The City of Sydney initially tested the product in 2010 and has since recycled more than 20,000 tons of cartridges. By using TonerPave the city estimates it has reduced emissions by 40 percent compared to if they were using conventional asphalt.
Close the Loop dedicated to a zero landfill world
Downer is in partnership with Close the Loop. Close the Loop ‘is dedicated to making the Circular Economy a reality by providing best-in-class sustainability solutions to companies that want to enhance their Corporate Social Responsibility through effective and efficient recovery and re-use of valuable resources from their products.’
The organization has a dedicated commitment to zero waste to landfill. Close the Loop developed the key ingredient in TonerPave called MTP (Modified Toner Polymer).

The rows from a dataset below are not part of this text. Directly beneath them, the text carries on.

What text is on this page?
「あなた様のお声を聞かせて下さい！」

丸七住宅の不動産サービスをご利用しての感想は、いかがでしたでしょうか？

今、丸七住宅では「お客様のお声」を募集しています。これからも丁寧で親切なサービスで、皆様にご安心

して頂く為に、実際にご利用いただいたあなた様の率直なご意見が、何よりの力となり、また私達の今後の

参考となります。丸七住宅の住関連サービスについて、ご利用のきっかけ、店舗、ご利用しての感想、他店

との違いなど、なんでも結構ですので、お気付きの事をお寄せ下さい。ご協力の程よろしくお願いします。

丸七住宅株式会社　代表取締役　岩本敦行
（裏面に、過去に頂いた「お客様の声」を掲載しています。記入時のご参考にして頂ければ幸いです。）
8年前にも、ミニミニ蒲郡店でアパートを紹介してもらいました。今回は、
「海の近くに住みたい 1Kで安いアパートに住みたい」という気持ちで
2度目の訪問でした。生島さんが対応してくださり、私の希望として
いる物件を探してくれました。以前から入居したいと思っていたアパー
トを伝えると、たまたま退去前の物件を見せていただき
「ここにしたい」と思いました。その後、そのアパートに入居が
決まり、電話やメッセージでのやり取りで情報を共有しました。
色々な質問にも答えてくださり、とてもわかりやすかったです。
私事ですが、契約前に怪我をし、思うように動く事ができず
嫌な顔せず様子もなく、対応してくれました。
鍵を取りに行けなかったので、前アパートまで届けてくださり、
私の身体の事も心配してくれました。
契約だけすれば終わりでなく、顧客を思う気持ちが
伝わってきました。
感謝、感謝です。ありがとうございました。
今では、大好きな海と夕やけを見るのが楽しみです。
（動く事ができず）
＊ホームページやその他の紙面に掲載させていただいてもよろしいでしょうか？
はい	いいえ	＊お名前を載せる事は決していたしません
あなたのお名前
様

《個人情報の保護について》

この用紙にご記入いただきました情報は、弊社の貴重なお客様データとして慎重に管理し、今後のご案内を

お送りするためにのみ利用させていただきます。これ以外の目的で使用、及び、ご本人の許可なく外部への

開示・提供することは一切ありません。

Toshiba open to new recycling ideas
Printing giant Toshiba is a partner of the initiative to recycle toner. This week they announced that it hit a record in 2017 for recycled toner products, recycling more than 280 metric tons of used toner.
Toshiba says that creating asphalt isn’t the only option for reusing printer waste. There are companies that use used printer cartridges to create park benches and toner supplies can be upcycled into pens and rulers.

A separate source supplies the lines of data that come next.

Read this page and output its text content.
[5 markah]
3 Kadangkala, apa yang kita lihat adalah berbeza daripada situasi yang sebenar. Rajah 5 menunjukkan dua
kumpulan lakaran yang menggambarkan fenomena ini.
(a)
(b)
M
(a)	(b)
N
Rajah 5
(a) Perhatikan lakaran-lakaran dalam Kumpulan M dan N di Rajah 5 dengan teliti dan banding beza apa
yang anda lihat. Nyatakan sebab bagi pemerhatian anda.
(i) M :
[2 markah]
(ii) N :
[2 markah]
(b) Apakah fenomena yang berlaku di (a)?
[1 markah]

Toshiba is committed to increasing its recycling advocacy and programs. It collects old printers at many locations and invites consumers to recycle any printer parts there, not just Toshiba branded products.
E-waste is a chronic global problem
E-waste is a chronic global pollution problem. A report from the United Nation University says that only 20 percent of e-waste generated is put into official recycling programs. Unofficially this number may be higher as industries have sprung up around major dump sites with people collecting and stripping e-waste for valuable materials.

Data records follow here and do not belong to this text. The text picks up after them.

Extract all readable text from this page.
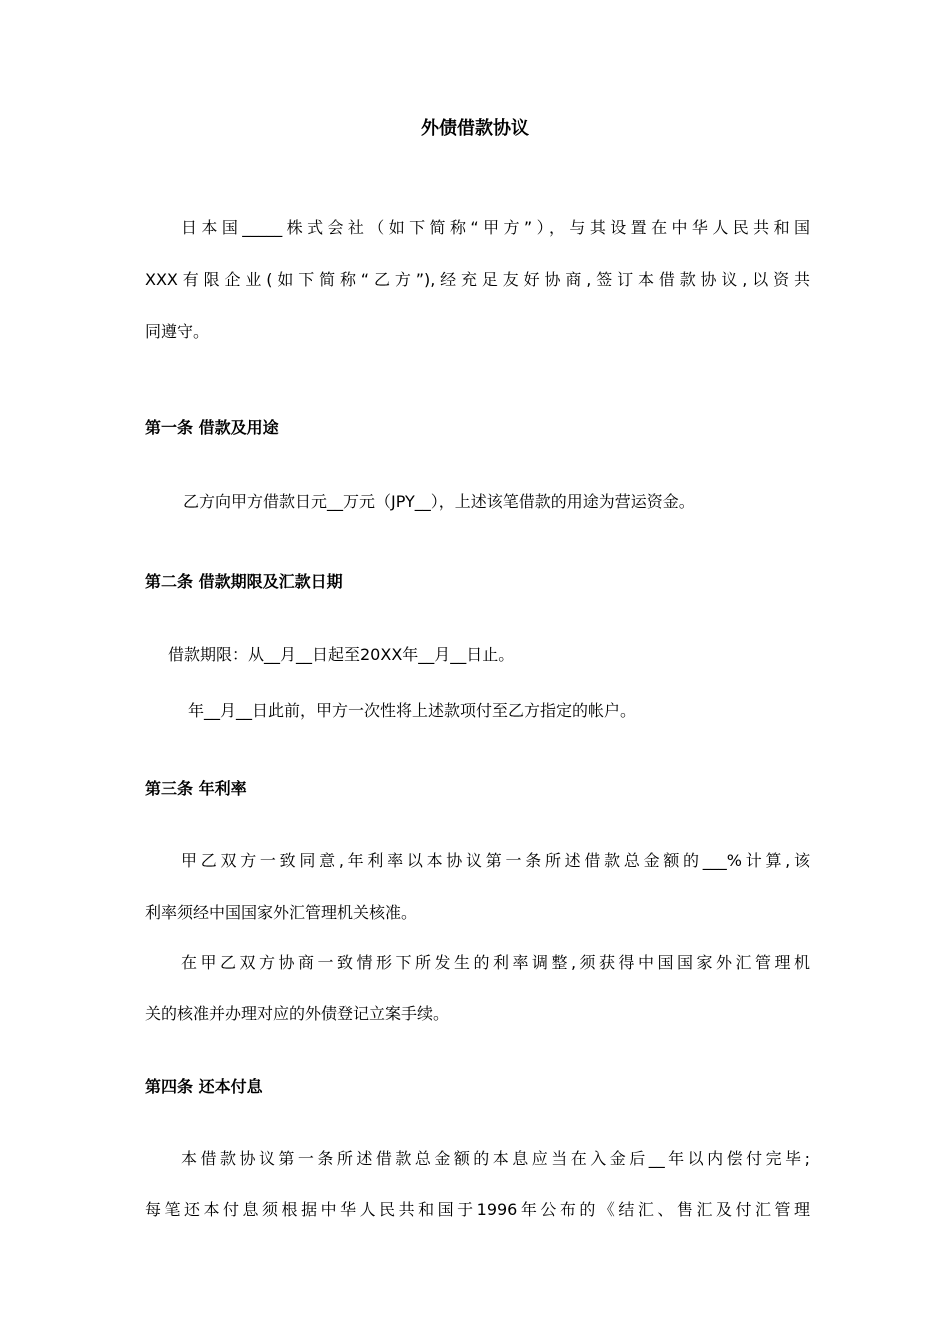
外债借款协议
日本国_____株式会社（如下简称“甲方”），与其设置在中华人民共和国
XXX有限企业(如下简称“乙方”),经充足友好协商,签订本借款协议,以资共
同遵守。
第一条 借款及用途
乙方向甲方借款日元__万元（JPY__），上述该笔借款的用途为营运资金。
第二条 借款期限及汇款日期
借款期限：从__月__日起至20XX年__月__日止。
年__月__日此前，甲方一次性将上述款项付至乙方指定的帐户。
第三条 年利率
甲乙双方一致同意,年利率以本协议第一条所述借款总金额的___%计算,该
利率须经中国国家外汇管理机关核准。
在甲乙双方协商一致情形下所发生的利率调整,须获得中国国家外汇管理机
关的核准并办理对应的外债登记立案手续。
第四条 还本付息
本借款协议第一条所述借款总金额的本息应当在入金后__年以内偿付完毕;
每笔还本付息须根据中华人民共和国于1996年公布的《结汇、售汇及付汇管理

Unfortunately, this is a highly dangerous job, often carried out by children. The gathering and recycling of the valuable elements contained in e-waste such as copper and gold has become a source of income in many emerging industrialized countries.
Informal recycling places people in danger
However, as this recycling is often occurring at an informal scale the recycling techniques involve primitive methods of element extraction. This can include the of burning cables for retaining the inherent copper.
This is a highly dangerous practice for both adult and children workers who may inhale toxic fumes. The World Health Organization (WHO) is working to identify the risks involved in e-wats e recycling.
They are working with partner organizations to identify successful interventions to help make safer working conditions. The work is supported by the United States Environmental Protection Agency (US EPA), the United States’ National Institute of Environmental Health Sciences (NIEHS) and the German Federal Ministry for the Environment, Nature Conservation and Nuclear Safety.